Objective 2: Improved effectiveness of medical care offered to children with asthma in Washington Heights/Inwood
Partner with pediatric providers in the Northern Manhattan area and provide mentoring and supportive services to improve asthma care using an enhanced Physician Asthma Care Education (PACE) model
Provide CME credit to participating physicians, CNE credit to participating nurses and invite other healthcare providers to participate in PACE training.
Develop individualized plan with each practice/providers to target Quality Improvement initiatives around asthma management and work with practices on sustaining changes implemented
Sample process measures:50% practices successfully complete 2 PDSA cycles Sample outcome measures: 75% of practices report satisfaction with PDSA process, 75% of practices report improvement in asthma management with at least 1 asthma quality of care indicator
Objective 3: Improved asthma education for parents and children
Through care coordination, implement asthma education for children and families in the home using modified NCICAS materials
In collaboration with the Department of Health, school nurses deliver Open Airways for Schools
Program staff conduct regular asthma education workshops in CBOs, provider practices, school settings.
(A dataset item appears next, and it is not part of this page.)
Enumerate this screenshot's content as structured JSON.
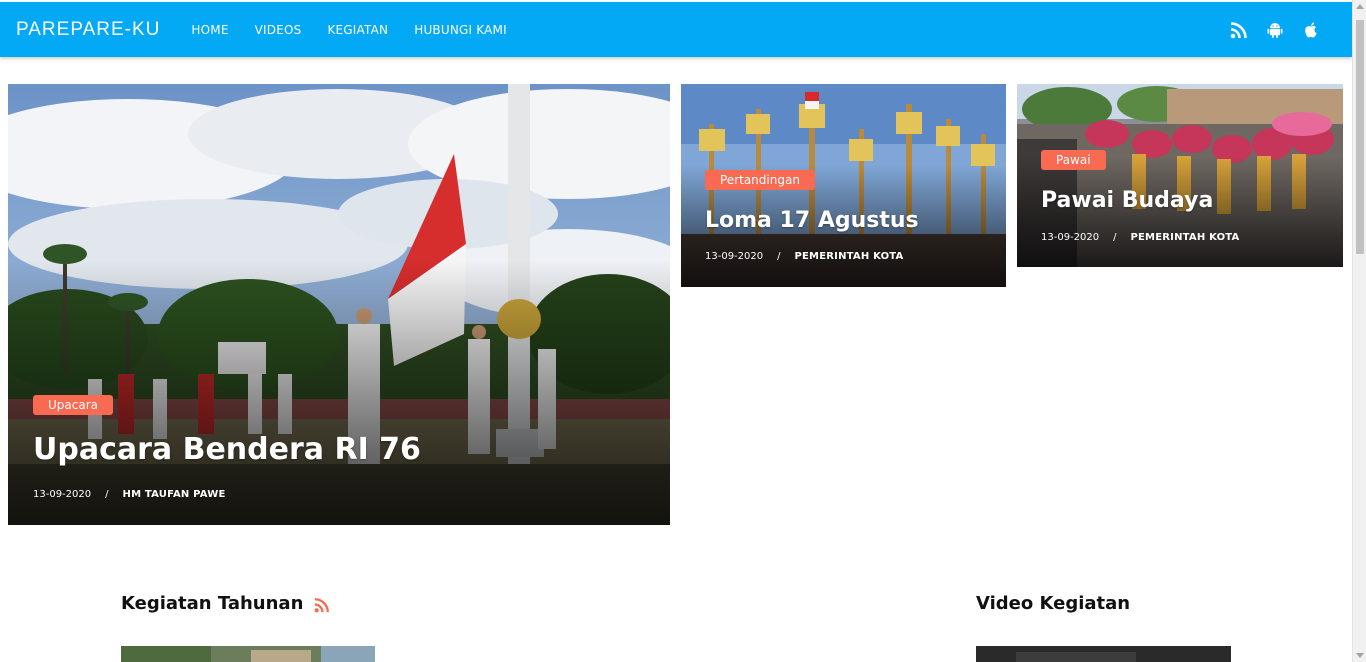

Sample process measures:# of participants attending asthma education workshops; # of workshops held annually Sample outcome measures: % of families who report improved confidence in managing child's asthma
Objective 4: Facilitate Asthma-Safe Environments
Collaborate with Asthma Free School Zone to target environmental issues around schools, such as smoking and bus idling
Refer care coordination families with smokers to smoking cessation programs
Work with Healthy Schools Healthy Families (HSHF) to implement at least one trigger reduction activity in each HSHF school
Sample process measures:% of schools implementing trigger reduction activities; % of referred caregivers participating in tobacco cessation activities
ANECDOTAL SUCCESS STORY
A Dominican mother of two asthmatic children was referred to the WIN for Asthma Program through a school screener that she filled out on behalf of her 10 year old child who attends PS 128. At the time of referral, the mom reported that between her two children she had been to the ED and urgent care four times within the past 6 months. After learning more about asthma management, and environmental triggers through WIN for Asthma, the mother reported at the 6 month follow-up meeting that both children were asymptomatic for more than five months and that they are taking controller medications daily.